リューネを逃したら、ローザは何か言うだろうか。
そんな考えも一瞬よぎったが、命の危機を救ってくれたリューネにそんなことが言えるほど、エミリアもオトナじゃなかった。
「……じゃあ……いくね」
「……うん」
小さく手を振り、エミリアに別れを告げるリューネ。
そんな様子を見ていた貴族の女の子が。
「騎士さまっ!助けてくれて、ありがとうっ!!」
と。それはエミリアに掛けた言葉かもしれないし、リューネに掛けた言葉かもしれない。
願わくば、二人の少女に掛けられた言葉であればいいと。
エミリアも、リューネも思った。
「さあ、まだ怪物が全滅したわけではありません!!バリケードを設置し直して、隠れていましょう!」
エミリアは集まる貴族に声を掛け、バリケードを直し始めた。
「……」
「――ん?」
「どうしたんだい?……嬢ちゃん」
「あ、いえ!……っ!――すみませんっ!!ここお願いしますっ!」
エミリアは、逡巡しかけたが、何かに導かれるように。
バリケードを超えて走り出した。
◇
「はっ、はっ、はっ……」
エミリアは走りながら、僅かに聞こえた声の残声を頼りに、耳を澄ませながら探していた。
「――こっちだと思ったんだけどな」
気のせいならばそれで構わないが、もし聞き間違いで無ければ、エミリアは一生後悔するだろう。

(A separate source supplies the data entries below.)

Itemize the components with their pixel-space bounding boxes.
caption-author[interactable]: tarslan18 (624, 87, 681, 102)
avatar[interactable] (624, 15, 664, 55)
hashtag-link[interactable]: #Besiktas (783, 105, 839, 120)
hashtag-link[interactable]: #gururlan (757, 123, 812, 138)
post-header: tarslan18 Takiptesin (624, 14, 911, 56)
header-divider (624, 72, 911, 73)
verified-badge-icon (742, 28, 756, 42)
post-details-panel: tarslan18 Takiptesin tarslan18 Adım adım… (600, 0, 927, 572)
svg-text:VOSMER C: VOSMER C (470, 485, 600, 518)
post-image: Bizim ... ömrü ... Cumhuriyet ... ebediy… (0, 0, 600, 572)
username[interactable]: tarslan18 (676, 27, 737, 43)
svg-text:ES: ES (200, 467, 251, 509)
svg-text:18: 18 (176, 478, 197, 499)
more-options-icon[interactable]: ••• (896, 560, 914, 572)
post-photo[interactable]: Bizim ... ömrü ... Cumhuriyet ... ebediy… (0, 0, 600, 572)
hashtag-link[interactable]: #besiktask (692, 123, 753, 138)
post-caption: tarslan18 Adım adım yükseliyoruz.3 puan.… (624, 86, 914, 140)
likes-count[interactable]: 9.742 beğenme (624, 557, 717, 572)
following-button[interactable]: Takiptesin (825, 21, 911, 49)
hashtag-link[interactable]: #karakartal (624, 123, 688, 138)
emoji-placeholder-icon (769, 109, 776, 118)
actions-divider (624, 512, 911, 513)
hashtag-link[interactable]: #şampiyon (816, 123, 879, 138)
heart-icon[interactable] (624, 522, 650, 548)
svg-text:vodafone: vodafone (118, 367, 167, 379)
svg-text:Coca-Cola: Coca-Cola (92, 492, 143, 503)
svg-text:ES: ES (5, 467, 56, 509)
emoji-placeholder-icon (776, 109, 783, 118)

たとえエドガーが気にするなと言ったとしても、きっとエミリアの心に残り続ける。
「ここは……路地、裏?」
【王城区】へ近い城壁に、細い路地に当たる場所を見つける。
「まさか、こっちじゃないよね……」
薄暗い路地裏に、どことなく不穏な感覚を持つも、槍を握りしめる手をさらに強めて、エミリアは意を決して進んだ。
「よしっ!――行くぞぉ」
尻すぼみながらも、一歩足を踏み入れた瞬間。
――明らかに変わる空気。
「――アレ?なんかさっきと全然……違う」
ローザが籠めた魔力が、この場に掛けられていた“魔道具”による結界を解除したことを、魔力を持たないエミリアが知る由もなく。
「――きゃぁぁっ!誰かっ!誰かぁぁ!!」
耳を劈く悲鳴がエミリアの鼓膜を刺激した。
何かに疑問を抱く暇もなく、エミリアは駆けだしていた。